Sometime after we'd been there for a few hours,
the breeze shifted direction. It felt warmer on my face, and it tasted damper, and it became stronger.

Within minutes after I first noticed the wind shift, I heard Zee grunt.

“Fish?” I said.

“Um. Good one.”

I reeled in and fished out my flashlight in time to see Zee backing a very large striped bass up onto the beach.

“Keeper?”

She knelt beside it and measured it against some markings on her rod. “Oh, yeah,” she whispered. “Thirty-seven inches. Heigh-ho, heigh-ho. Derby winner, here we go.”

She lugged the big fish up to her Jeep, and I returned to my casting with renewed enthusiasm.

A few casts later, I felt a hard pull. But I failed to hook the fish.

Zee returned.

“I had a hit,” I said.

“They've arrived,” she said. “Time to get serious.”

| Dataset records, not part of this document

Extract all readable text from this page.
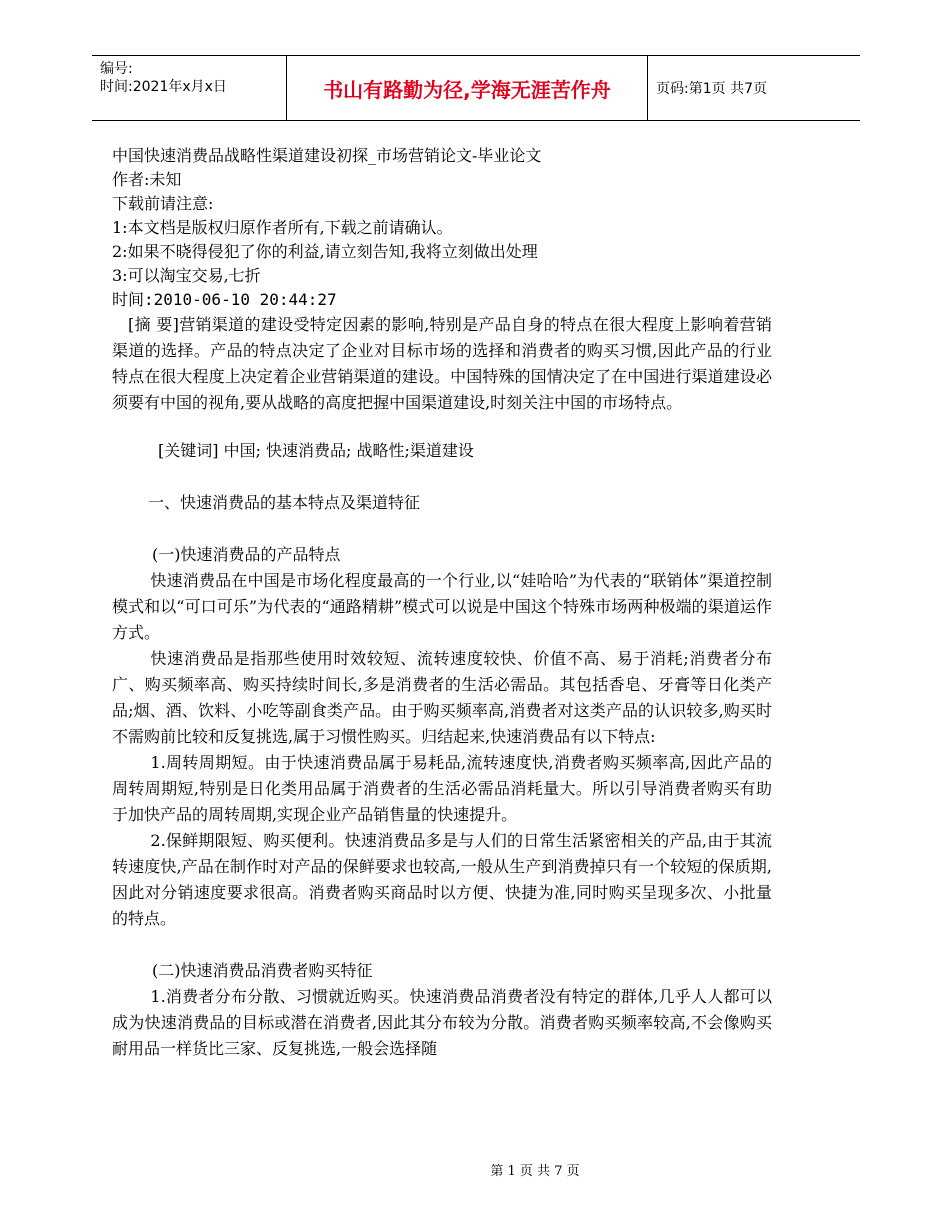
编号:
时间:2021年x月x日	书山有路勤为径,学海无涯苦作舟	页码:第1页 共7页

中国快速消费品战略性渠道建设初探_市场营销论文-毕业论文

作者:未知

下载前请注意:

1:本文档是版权归原作者所有,下载之前请确认。

2:如果不晓得侵犯了你的利益,请立刻告知,我将立刻做出处理

3:可以淘宝交易,七折

时间:2010-06-10 20:44:27

[摘 要]营销渠道的建设受特定因素的影响,特别是产品自身的特点在很大程度上影响着营销渠道的选择。产品的特点决定了企业对目标市场的选择和消费者的购买习惯,因此产品的行业特点在很大程度上决定着企业营销渠道的建设。中国特殊的国情决定了在中国进行渠道建设必须要有中国的视角,要从战略的高度把握中国渠道建设,时刻关注中国的市场特点。

[关键词] 中国; 快速消费品; 战略性;渠道建设

一、快速消费品的基本特点及渠道特征

(一)快速消费品的产品特点

快速消费品在中国是市场化程度最高的一个行业,以“娃哈哈”为代表的“联销体”渠道控制模式和以“可口可乐”为代表的“通路精耕”模式可以说是中国这个特殊市场两种极端的渠道运作方式。

快速消费品是指那些使用时效较短、流转速度较快、价值不高、易于消耗;消费者分布广、购买频率高、购买持续时间长,多是消费者的生活必需品。其包括香皂、牙膏等日化类产品;烟、酒、饮料、小吃等副食类产品。由于购买频率高,消费者对这类产品的认识较多,购买时不需购前比较和反复挑选,属于习惯性购买。归结起来,快速消费品有以下特点:

1.周转周期短。由于快速消费品属于易耗品,流转速度快,消费者购买频率高,因此产品的周转周期短,特别是日化类用品属于消费者的生活必需品消耗量大。所以引导消费者购买有助于加快产品的周转周期,实现企业产品销售量的快速提升。

2.保鲜期限短、购买便利。快速消费品多是与人们的日常生活紧密相关的产品,由于其流转速度快,产品在制作时对产品的保鲜要求也较高,一般从生产到消费掉只有一个较短的保质期,因此对分销速度要求很高。消费者购买商品时以方便、快捷为准,同时购买呈现多次、小批量的特点。

(二)快速消费品消费者购买特征

1.消费者分布分散、习惯就近购买。快速消费品消费者没有特定的群体,几乎人人都可以成为快速消费品的目标或潜在消费者,因此其分布较为分散。消费者购买频率较高,不会像购买耐用品一样货比三家、反复挑选,一般会选择随

第 1 页 共 7 页
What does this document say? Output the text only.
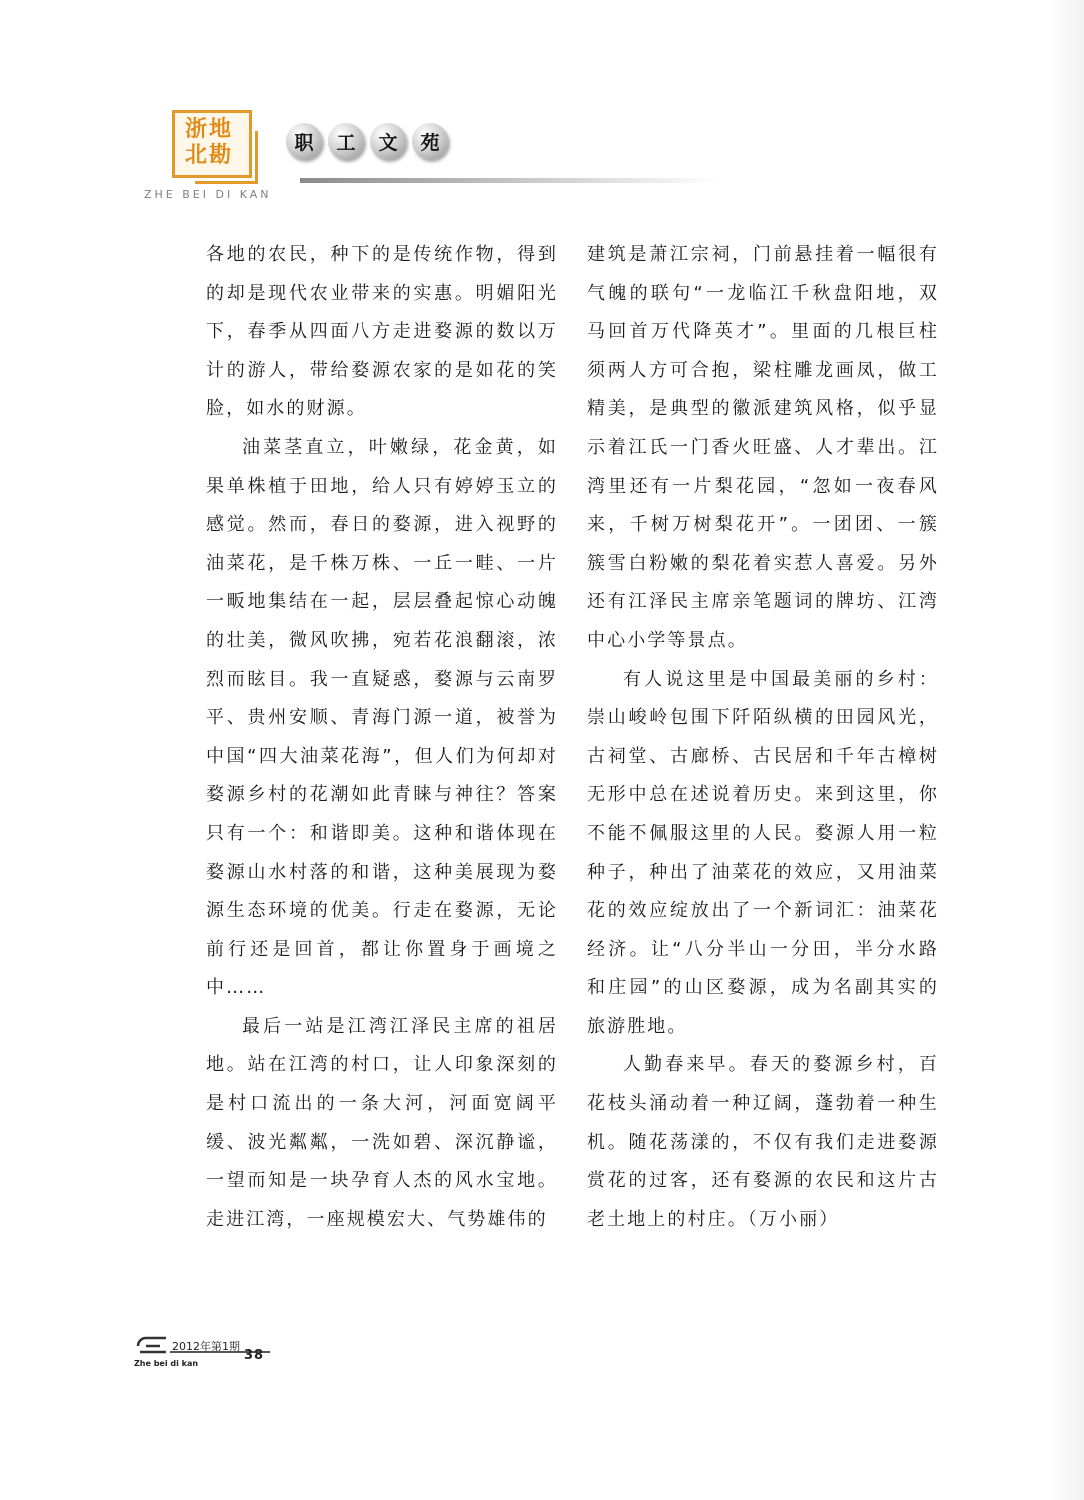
浙地
北勘
ZHE BEI DI KAN
职	工	文	苑

各地的农民，种下的是传统作物，得到的却是现代农业带来的实惠。明媚阳光下，春季从四面八方走进婺源的数以万计的游人，带给婺源农家的是如花的笑脸，如水的财源。

油菜茎直立，叶嫩绿，花金黄，如果单株植于田地，给人只有婷婷玉立的感觉。然而，春日的婺源，进入视野的油菜花，是千株万株、一丘一畦、一片一畈地集结在一起，层层叠起惊心动魄的壮美，微风吹拂，宛若花浪翻滚，浓烈而眩目。我一直疑惑，婺源与云南罗平、贵州安顺、青海门源一道，被誉为中国“四大油菜花海”，但人们为何却对婺源乡村的花潮如此青睐与神往？答案只有一个：和谐即美。这种和谐体现在婺源山水村落的和谐，这种美展现为婺源生态环境的优美。行走在婺源，无论前行还是回首，都让你置身于画境之中……

最后一站是江湾江泽民主席的祖居地。站在江湾的村口，让人印象深刻的是村口流出的一条大河，河面宽阔平缓、波光粼粼，一洗如碧、深沉静谧，一望而知是一块孕育人杰的风水宝地。走进江湾，一座规模宏大、气势雄伟的

建筑是萧江宗祠，门前悬挂着一幅很有气魄的联句“一龙临江千秋盘阳地，双马回首万代降英才”。里面的几根巨柱须两人方可合抱，梁柱雕龙画凤，做工精美，是典型的徽派建筑风格，似乎显示着江氏一门香火旺盛、人才辈出。江湾里还有一片梨花园，“忽如一夜春风来，千树万树梨花开”。一团团、一簇簇雪白粉嫩的梨花着实惹人喜爱。另外还有江泽民主席亲笔题词的牌坊、江湾中心小学等景点。

有人说这里是中国最美丽的乡村：崇山峻岭包围下阡陌纵横的田园风光，古祠堂、古廊桥、古民居和千年古樟树无形中总在述说着历史。来到这里，你不能不佩服这里的人民。婺源人用一粒种子，种出了油菜花的效应，又用油菜花的效应绽放出了一个新词汇：油菜花经济。让“八分半山一分田，半分水路和庄园”的山区婺源，成为名副其实的旅游胜地。

人勤春来早。春天的婺源乡村，百花枝头涌动着一种辽阔，蓬勃着一种生机。随花荡漾的，不仅有我们走进婺源赏花的过客，还有婺源的农民和这片古老土地上的村庄。（万小丽）

2012年第1期
38
Zhe bei di kan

And for the rest of the night—I had no idea how many hours passed—we caught fish. We landed eight or ten nice stripers apiece, though none of them matched Zee's thirty-seven-incher and none of mine was a keeper, and we caught about as many bluefish. I kept a blue that Zee guessed would weigh ten pounds, and she kept all of hers, including one about the same size as mine.

First light came so gradually it was barely noticeable. There was no burst of light on the horizon, because the horizon was packed with heavy clouds. It
was, rather, a growing awareness that the sky was a bit less dark than the water, and that I could make out Zee's silhouette beside me, and that on both sides of us up and down the beach there were other silhouettes casting into the sea.

We quit a little after seven-thirty. My shoulder ached and my poor, sleep-deprived head felt like an overblown balloon, and as we drove to Derby headquarters to weigh in our fish, I realized that I'd spent the entire night without thinking a single thought of Molly Wood or Sarah Fairchild or my law practice. My mind had registered nothing except the sea and the sky and the air and the rhythms of fishing.

Anyone who doesn't fish could never understand.

Chapter Seventeen
J.W.

Z
ee and Brady pulled into the yard just before nine-thirty the next morning. In the fish box, awash in the last melting remnants of the ice they'd packed there the night before, were eight or ten nice blues and a keeper bass.

I examined the fish. “Not bad,” I said.